57 There can be cases where a decision-maker's reasons indicate that something it said earlier in its reasons had left its mind by the time it came to a later part of its reasons. But the overall structure and content of the Authority's reasons in this case show that it is closely, if repetitively, reasoned. For example, the Authority highlighted as significant certain matters which clearly impacted on conclusions it reached later (see for example paragraph 44).
58 On balance, therefore, I am not persuaded that the brief reference to discrimination in paragraph 59 of the Authority's reasons means that it did not pay suitably detailed attention to how the issue impacted on the reasonableness of the appellant relocating to Kabul in his specific circumstances. The appellant submitted that the finding did not engage with the Authority's earlier findings about the discrimination in the employment context.
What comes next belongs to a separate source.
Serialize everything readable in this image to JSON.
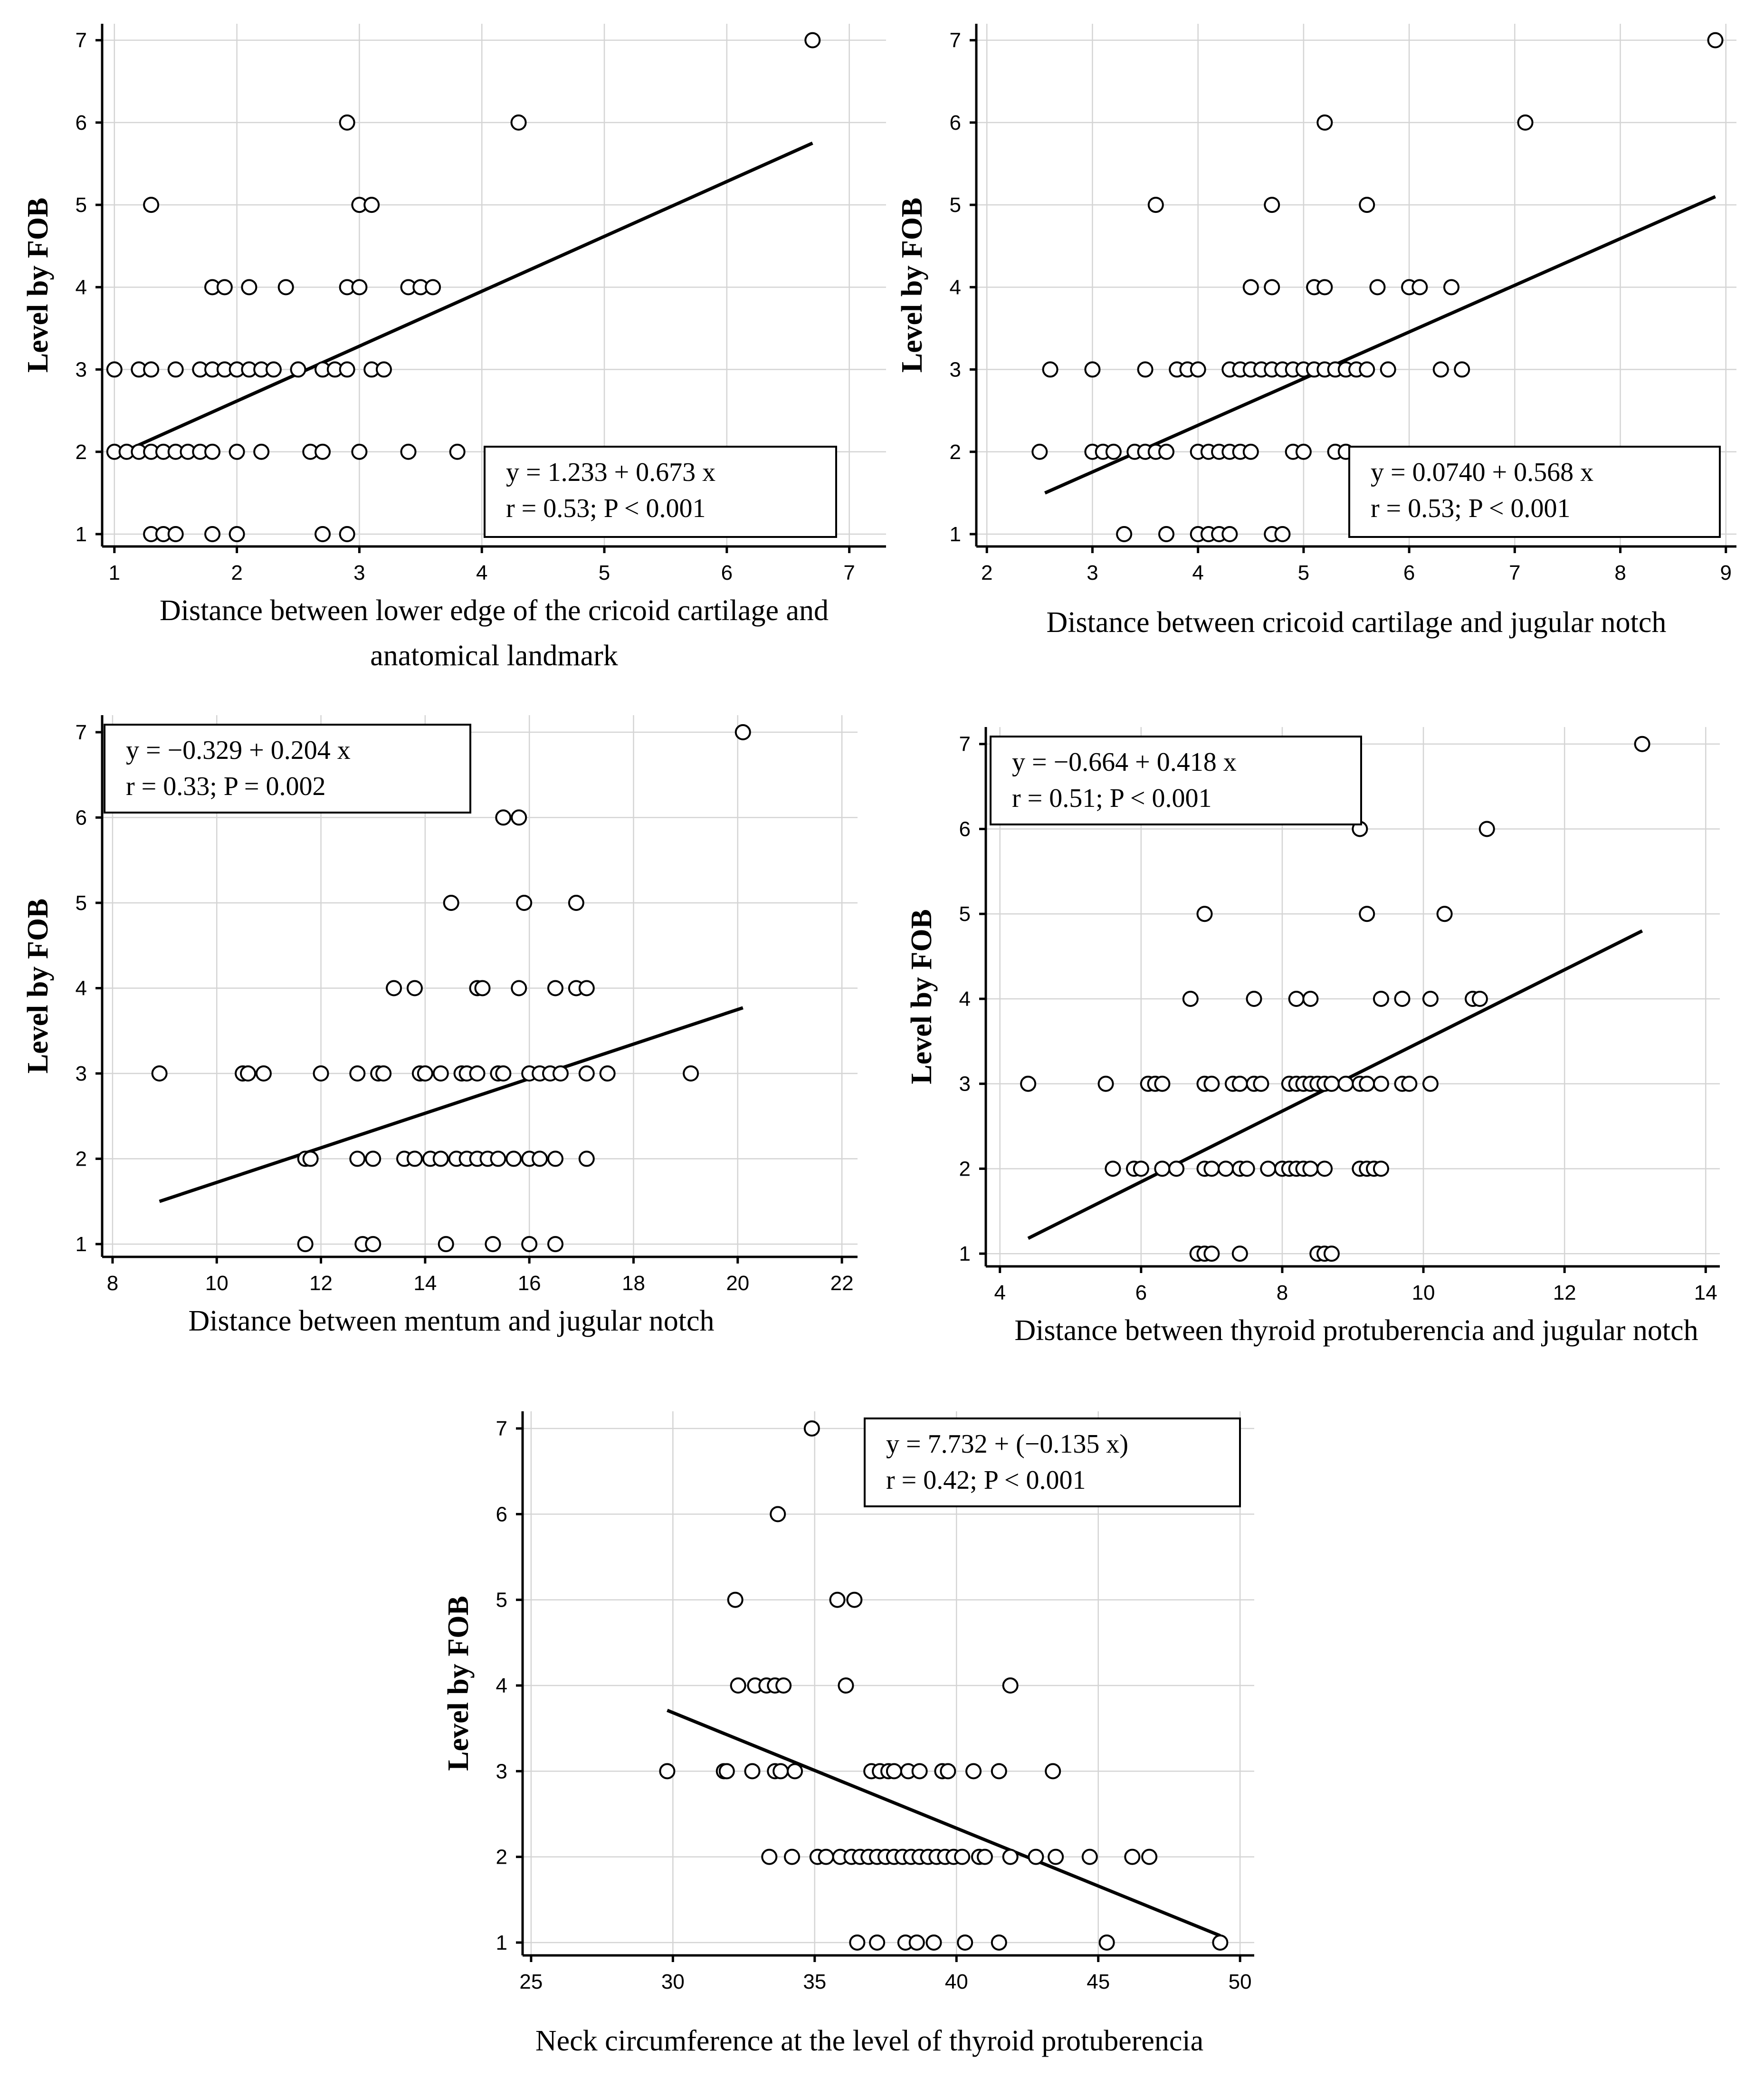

But its reference to discrimination in paragraph 59 was followed immediately by reference to the abilities and experience the appellant had relevant to his employment prospects and then by a statement that his circumstances were sufficiently favourable to offset the challenges of establishing himself in Kabul. It is apparent from the reasons read in context as a whole that the Authority considered discrimination to be one of those challenges but the advantages the appellant had were sufficient to outweigh that and other disadvantages. Once again, whether the court agrees with that conclusion is not to the point.
59 The Authority's reasons read as a whole reveal an adequate level of consideration of the particular circumstances that would face the appellant on relocation to Kabul and how he, with his particular characteristics, would respond to those circumstances. I do not uphold the ground of appeal, and the appeal will be dismissed.